I last visited the Anne Frank Museum in Amsterdam 50 years ago, as a kid. It’s a different experience for me now as an adult father of three daughters, but the museum has become a phenomenon (along with Anne’s diary) of universal appeal. It now draws large crowds of visitors from all over the world. How many of these visitors have any sympathy for the state of Israel or the struggle of the Jewish people for survival? I wonder.
During tourist season the visitors stand in lines blocks long winding around the neighborhood waiting to buy a ticket for admission. We tried the line for a while yesterday and resolved to return this morning before the museum opening to beat the crowd. There was already a line of up to a hundred or so visitors when we joined it 30 minutes before the museum was scheduled to open. The museum opened early and we were in by 9:00. By the time we left at 10:00 the line was longer than when we left it yesterday, maybe three blocks long. (We learned yesterday that you can also beat the crowd by buying tickets online. Online tickets, however, were gone through July.)
The museum has grown and the story — the museum aptly describes itself as “the museum with a story” — has been filled in. The story is impossibly sad.
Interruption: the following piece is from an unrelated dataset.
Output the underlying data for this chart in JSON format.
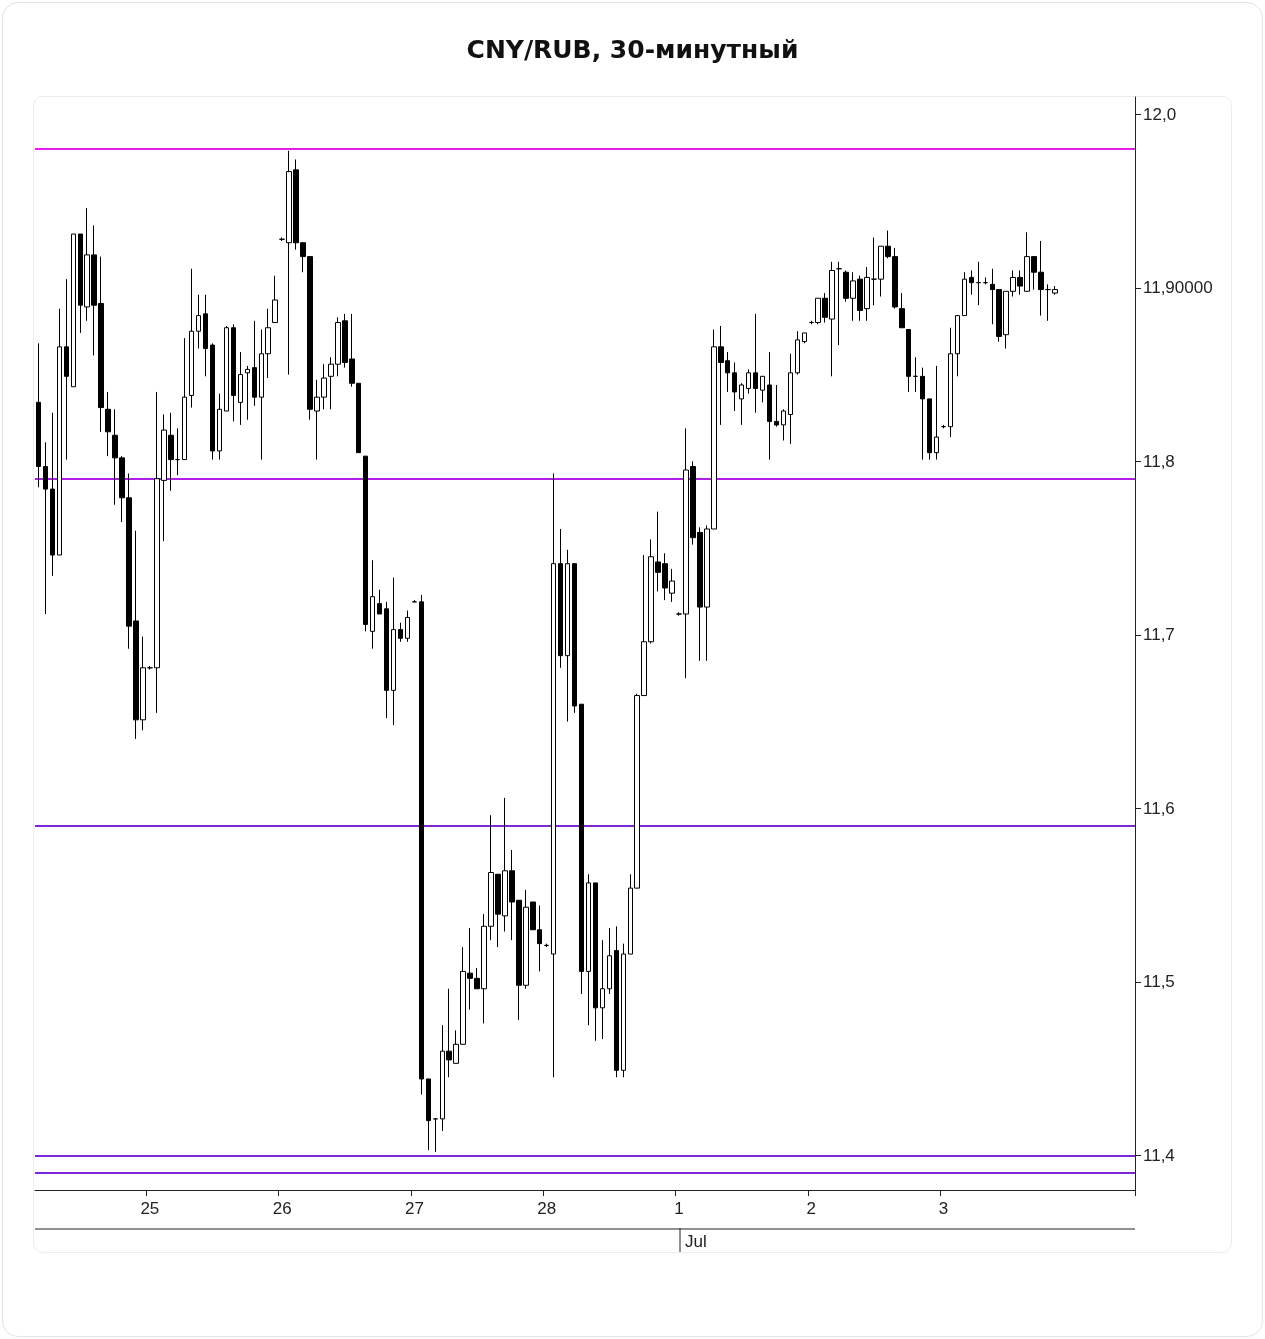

It represents tragedy and evil without catharsis. We nevertheless have Miep Gies and her helpers who provided for the families in hiding, and that, at least, is not nothing.
Anne and her family lived in hiding in “the secret annex” above Mr. Frank’s office with four others for just a little over two full years before someone turned them in to the authorities. Who turned them in? Was it for the reward of 7.50 guilders per Jewish head that the Nazis conferred for such tips? Whatever the motive, the act was pure evil. We learn from Melissa Muller’s very good biography of Anne that we have some idea who the perpetrator might have been. This is one aspect of the story that the museum does not touch.
Of the eight who hid in the secret annex, Otto Frank was the only survivor. Anne almost survived. She died within a month of the liberation of Bergen-Belsen, where she also lost her mother and older sister before dying herself. She apparently died of typhus and/or starvation.
The museum faithfully preserves the secret annex. The proprietors have gone to great lengths toward preservation in the spirit of Otto Frank’s dictates (which precluded reconstruction of the furnishings as they were). The eight people lived in cramped quarters on two floors.
On one of the walls of the secret annex are pencil markings by which Anne and her older sister measured their growth while in hiding. Those markings stayed with me over the past 50 years. There is no photograph of Anne deriving from the two years in hiding. Today I was struck by how much she had grown in height in those two years.
She also grew spiritually. Anne wanted to become a famous writer. She was a prolific and precocious writer of growing gifts, as Francine Prose demonstrates in her recent book on Anne. She was inspired to begin the project of rewriting the diary in March 1944 when she heard a representative of the Dutch government in exile call for personal accounts of the war period. It is a blessing that Anne has achieved fame as a writer posthumously, but she burned to enjoy the fame as a living author. Her growing gifts impress on us the magnitude of our loss with her murder.